Among the English Chaucerians, Thomas Hoccleve is not as prolific an author as Lydgate, but like him, he is found to imitate Chaucer, without any noticeable success.

Hoccleve is particularly noted for his Regement of Princes, based on the Latin work De Regimina Principum. The poem, of course, a long one, contains some 5500 verses dealing with the matters of varied interests – political, ethical, ecclesiastical, and so on. The poem reveals his gift of story-telling, imitated from Chaucer. There are, no doubt, some dissertations, with illustrations, that make the work didactic.

See more: Short notes on Thomas Hoccleve and his poems

Stephen Hawes

The last important name among the English Chaucerians is Stephen Hawes. He wrote towards the end of the fifteenth century and in the opening of the sixteenth, at a time when the courtly poetry of the Chaucerian tradition had become almost antiquated. In fact, in Stephen Hawes is found the last exponent of that great tradition.
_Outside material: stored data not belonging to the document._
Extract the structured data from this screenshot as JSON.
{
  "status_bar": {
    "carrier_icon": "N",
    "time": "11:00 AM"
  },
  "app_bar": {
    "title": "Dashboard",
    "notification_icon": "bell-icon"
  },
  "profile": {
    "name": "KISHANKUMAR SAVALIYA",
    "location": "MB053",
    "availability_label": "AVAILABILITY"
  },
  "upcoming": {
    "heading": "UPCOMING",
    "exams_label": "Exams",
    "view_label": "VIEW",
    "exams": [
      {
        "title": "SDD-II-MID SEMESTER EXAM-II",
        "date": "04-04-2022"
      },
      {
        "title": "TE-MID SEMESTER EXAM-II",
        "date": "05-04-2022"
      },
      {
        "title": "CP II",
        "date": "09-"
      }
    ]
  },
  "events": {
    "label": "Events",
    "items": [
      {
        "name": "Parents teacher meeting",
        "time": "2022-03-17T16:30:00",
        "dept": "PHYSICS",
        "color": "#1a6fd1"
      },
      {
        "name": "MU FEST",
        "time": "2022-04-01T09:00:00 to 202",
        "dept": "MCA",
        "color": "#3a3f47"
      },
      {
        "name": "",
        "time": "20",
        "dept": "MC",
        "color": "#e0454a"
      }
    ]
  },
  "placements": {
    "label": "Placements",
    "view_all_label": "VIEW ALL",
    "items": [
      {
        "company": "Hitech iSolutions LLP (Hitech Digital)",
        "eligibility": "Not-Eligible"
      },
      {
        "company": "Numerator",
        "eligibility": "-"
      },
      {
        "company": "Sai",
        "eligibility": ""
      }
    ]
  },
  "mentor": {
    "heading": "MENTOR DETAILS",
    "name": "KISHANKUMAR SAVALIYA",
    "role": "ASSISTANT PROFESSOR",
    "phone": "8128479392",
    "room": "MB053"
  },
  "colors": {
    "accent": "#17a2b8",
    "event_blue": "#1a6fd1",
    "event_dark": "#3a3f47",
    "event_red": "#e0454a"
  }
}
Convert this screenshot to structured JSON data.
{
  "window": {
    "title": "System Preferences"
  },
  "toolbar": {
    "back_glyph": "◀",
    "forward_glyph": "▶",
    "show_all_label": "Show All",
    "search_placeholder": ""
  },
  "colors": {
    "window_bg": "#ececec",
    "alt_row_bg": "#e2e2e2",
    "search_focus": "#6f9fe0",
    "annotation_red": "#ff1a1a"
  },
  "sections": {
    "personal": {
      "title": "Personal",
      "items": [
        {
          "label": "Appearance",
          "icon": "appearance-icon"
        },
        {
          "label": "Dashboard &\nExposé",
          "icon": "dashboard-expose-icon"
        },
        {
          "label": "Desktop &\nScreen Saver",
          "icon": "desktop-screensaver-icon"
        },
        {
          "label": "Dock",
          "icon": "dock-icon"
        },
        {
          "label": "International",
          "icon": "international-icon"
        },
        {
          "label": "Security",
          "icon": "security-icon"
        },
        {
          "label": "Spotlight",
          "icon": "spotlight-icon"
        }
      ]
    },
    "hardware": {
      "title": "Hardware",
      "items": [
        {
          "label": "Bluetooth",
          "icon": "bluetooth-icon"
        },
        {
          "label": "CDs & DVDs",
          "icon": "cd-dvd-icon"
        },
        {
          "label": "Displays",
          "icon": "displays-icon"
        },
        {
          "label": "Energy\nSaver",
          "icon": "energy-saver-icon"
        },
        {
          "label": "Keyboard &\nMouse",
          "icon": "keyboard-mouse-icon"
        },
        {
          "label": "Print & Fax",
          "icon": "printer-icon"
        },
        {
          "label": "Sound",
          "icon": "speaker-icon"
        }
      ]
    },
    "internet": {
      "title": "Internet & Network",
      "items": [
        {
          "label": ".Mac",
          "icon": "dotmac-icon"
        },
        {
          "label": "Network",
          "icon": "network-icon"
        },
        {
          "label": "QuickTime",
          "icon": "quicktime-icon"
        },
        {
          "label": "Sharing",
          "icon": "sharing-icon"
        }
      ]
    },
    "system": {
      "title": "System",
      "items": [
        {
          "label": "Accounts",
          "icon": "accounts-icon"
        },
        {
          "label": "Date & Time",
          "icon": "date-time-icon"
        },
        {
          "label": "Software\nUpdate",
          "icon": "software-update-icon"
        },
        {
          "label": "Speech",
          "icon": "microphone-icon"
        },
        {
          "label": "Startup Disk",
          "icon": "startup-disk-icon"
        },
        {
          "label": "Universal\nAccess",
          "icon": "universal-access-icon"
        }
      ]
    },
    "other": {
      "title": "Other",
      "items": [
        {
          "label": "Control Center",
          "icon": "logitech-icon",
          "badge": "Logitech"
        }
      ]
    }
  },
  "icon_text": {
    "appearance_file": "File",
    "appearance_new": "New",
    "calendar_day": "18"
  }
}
Hawes, who had his education at Oxford, is the author of several works. His most important works is the The Pastime (Passetyme) of Pleasure (written about 1505-06).

See more: Short notes on Stephen Hawes and his poems

Some other Literary Names

Besides Hoccleve and Lydgate, the best known English Chaucerians, there are a number of other followers and imitators. They include Benedict Burgh, George Ashby, John Walton and Henry Bradshaw. Their verses, mainly didactic, illustrate amply the decadence that came over Chaucer's imitators.

In addition to those imitators, there are several poems, written by other poets but there is no definite indication of authorship here. Of such poems, bearing Chaucerian traits may be mentioned The Second Merchant's Tale, a verse narrative, La Belle Dame Sans Merci, a French translation, The Cuckoo and The Nightingale, an allegory, The Court of Sapines, The Assembly of Ladies and The Flower and the Leaf. The last-named work is also a finely conceived allegory, the flower is the symbol of gay and transitory element and the leaf stands for the virtue of endurance.

The Scottish Chaucerians

Chaucer's literary influence in his age was not confined to England only. It extended to Scotland and proved instrumental to the emergence of the golden age of Scottish poetry in the fifteenth century. As a matter of fact, the Scottish poets, inspired by Chaucer, are found to imitate and follow their master with the greatest success than their English counterparts. King James I, Henryson, Dunbar, and Douglas appear much truer abler descendants of Chaucer than Lydgate, Hoccleve, and even Hawes.